Вместе с Филиппом Маруа пришел и густой тяжелый запах роз. Казалось, галатиец только что принял ванну с розовой отдушкой, а после еще и для надежности с ног до головы натерся розовым маслом. Запах был невероятно навязчивым, от него кружилась голова. Хорошо, хотя бы не хотелось чихать.

Сама сущность моей службы прямо противоположна всем возможным скандалам, а вот так начать чихать – это попросту неприлично на подобном приеме, да еще и в таком обществе.

– Вы сама любезность, месье Маруа, – ответила я, чувствуя, как постепенно от непонимания сути ситуации растет напряжение. Бокал я взяла преувеличенно осторожно. Была у меня в юности такая очаровательная и крайне экстравагантная привычка – волнуясь, слишком сильно сжимала ножку фужера. Едва забылась – в руках хрустальное крошево, рука изрезана, платье в крови, окружающие в истерике.

Теперь, когда мы были довольно близко друг от друга, удалось понять по косвенным признакам, что лукавый и смазливый галатиец старше меня и, вероятно, Солнышка. Тридцать точно есть, возможно, и больше, но косметические ухищрения скрывают биологический возраст.

– Ну что вы, мадемуазель, – растянул он яркие то ли от природы, то ли из-за тинта губы в любезной улыбке, – говорить правду легко и приятно. И позвольте отметить, вы прекрасно владеете языком.

«Я не замечаю двусмысленностей, я не замечаю двусмысленностей. Даже если их говорят вот с таким выражением на мор… лице. Я приличная девушка и выше всяческих пошлостей».

– Вдвойне приятно услышать похвалу из уст уроженца Галатии, – отозвалась я, пытаясь понять, как бы так побыстрей прервать беседу, не выказав себя невежливой. Нравится он мне или нет, Маруа – советник министра иностранных дел… Другое дело, что он в принципе может насоветовать, однако это уже точно не моя печаль.

– Произношение просто идеально. Вероятно, вас начали обучать с раннего детства? – продолжил странный допрос Филипп Маруа, приблизившись. На грани приличий. Но это всегда такое широкое понятие – грань приличий.
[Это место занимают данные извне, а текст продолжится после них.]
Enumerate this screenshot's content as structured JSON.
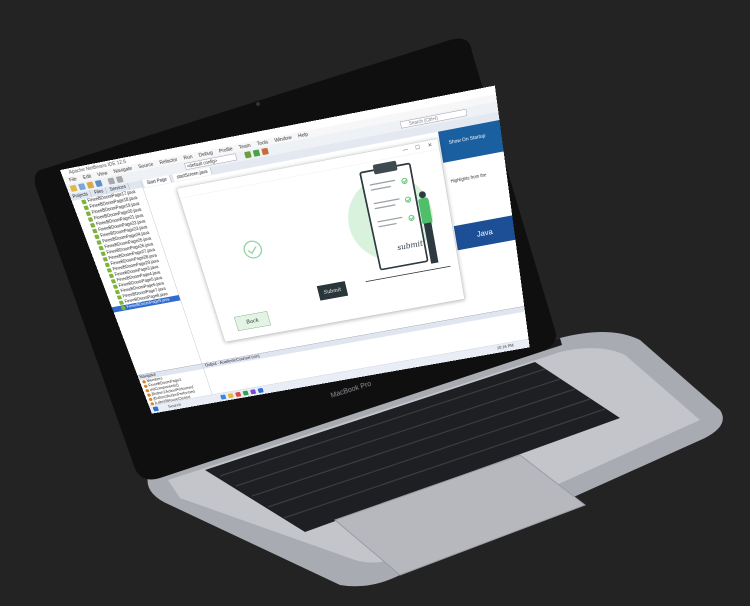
{
  "ide": {
    "title": "Apache NetBeans IDE 12.6",
    "menu": [
      "File",
      "Edit",
      "View",
      "Navigate",
      "Source",
      "Refactor",
      "Run",
      "Debug",
      "Profile",
      "Team",
      "Tools",
      "Window",
      "Help"
    ],
    "config": "<default config>",
    "search_placeholder": "Search (Ctrl+I)",
    "panel_tabs": [
      "Projects",
      "Files",
      "Services"
    ],
    "files": [
      "FineeBDoomPage17.java",
      "FineeBDoomPage18.java",
      "FineeBDoomPage19.java",
      "FineeBDoomPage20.java",
      "FineeBDoomPage21.java",
      "FineeBDoomPage22.java",
      "FineeBDoomPage23.java",
      "FineeBDoomPage24.java",
      "FineeBDoomPage25.java",
      "FineeBDoomPage26.java",
      "FineeBDoomPage27.java",
      "FineeBDoomPage28.java",
      "FineeBDoomPage29.java",
      "FineeBDoomPage3.java",
      "FineeBDoomPage4.java",
      "FineeBDoomPage5.java",
      "FineeBDoomPage6.java",
      "FineeBDoomPage7.java",
      "FineeBDoomPage8.java",
      "FineeBDoomPage9.java"
    ],
    "selected_file_index": 19,
    "editor_tabs": [
      "Start Page",
      "startScreen.java"
    ],
    "navigator_tab": "Navigator",
    "navigator_items": [
      "Members",
      "FineeBDoomPage3",
      "initComponents()",
      "jButton1ActionPerformed",
      "jButton2ActionPerformed",
      "jLabel3MouseClicked"
    ],
    "output_tab": "Output - AcademicCounsel (run)",
    "taskbar_search": "Search",
    "taskbar_time": "10:16 PM"
  },
  "side_window": {
    "header": "Show On Startup",
    "body": "Highlights from the",
    "brand": "Java"
  },
  "dialog": {
    "illustration_text": "submit",
    "submit_label": "Submit",
    "back_label": "Back",
    "minimize": "—",
    "maximize": "☐",
    "close": "✕"
  },
  "laptop": {
    "model": "MacBook Pro"
  }
}
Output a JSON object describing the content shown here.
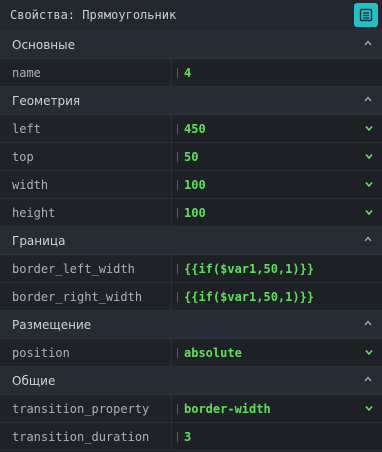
{
  "header": {
    "title": "Свойства: Прямоугольник",
    "button_icon": "panel-list-icon"
  },
  "sections": [
    {
      "title": "Основные",
      "rows": [
        {
          "label": "name",
          "value": "4",
          "dropdown": false
        }
      ]
    },
    {
      "title": "Геометрия",
      "rows": [
        {
          "label": "left",
          "value": "450",
          "dropdown": true
        },
        {
          "label": "top",
          "value": "50",
          "dropdown": true
        },
        {
          "label": "width",
          "value": "100",
          "dropdown": true
        },
        {
          "label": "height",
          "value": "100",
          "dropdown": true
        }
      ]
    },
    {
      "title": "Граница",
      "rows": [
        {
          "label": "border_left_width",
          "value": "{{if($var1,50,1)}}",
          "dropdown": false
        },
        {
          "label": "border_right_width",
          "value": "{{if($var1,50,1)}}",
          "dropdown": false
        }
      ]
    },
    {
      "title": "Размещение",
      "rows": [
        {
          "label": "position",
          "value": "absolute",
          "dropdown": true
        }
      ]
    },
    {
      "title": "Общие",
      "rows": [
        {
          "label": "transition_property",
          "value": "border-width",
          "dropdown": true
        },
        {
          "label": "transition_duration",
          "value": "3",
          "dropdown": false
        }
      ]
    }
  ],
  "colors": {
    "accent": "#23c0c4",
    "value_text": "#5fe05a",
    "marker": "#9a3e4d",
    "background": "#1d2125"
  }
}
– Да, среди людей нашего круга принято уделять много усилий и средств для обучения детей, ведь так?

На мгновение на лице Маруа проступило легкое недоумение.

– Ах… Да, вы совершено правы, мадемуазель Стоцци.

Кажется, меня только что признали выскочкой.

– А ваш отец, позвольте узнать?..

Мне-то, наивной, думалось, в наши прогрессивные времена уже непринято мериться родословной.

– Лорд Эндрю Стоцци, министр обороны Вессекса, – с чуть ядовитой гримасой сообщила я.

Маруа замер, слегка нахмурившись, вероятно пытался что-то припомнить.

– Титул получен не так давно?

О господи, впору почувствовать себя едва не нищенкой, и это после того, как лордство мои предки получили два века назад!

– Не сказала бы, – пожала я плечами, чуть ежась от дуновения ветра. – Впрочем, если сравнивать с Лестерами или Фелтонами, мы действительно едва не простонародье.

Филипп Маруа как будто взял себе что-то на заметку.

– А месье Бхатия… Такая экзотичная фамилия…

Аллилуйя, меня всего лишь допрашивают на тему положения в обществе, моего и Солнышка.

– Его отец бхарат, а матушка в девичестве Фелтон, племянница нынешнего лорда Фелтона, – сдала я аристократизм Арджуна с потрохами.

Тонкие, как будто выщипанные брови галатийца чуть поднялись, обозначив удивление.

– Наполовину Фелтон, стало быть. Что же, это многое объясняет.

Бедный Солнышко! Всю жизнь считал себя целым Бхатией, а для кого-то он всего лишь половинка от Фелтона. Какая незадача. Но он-то хотя бы половина Фелтона, мне же выпала участь полного нуля на этой шахматной доске.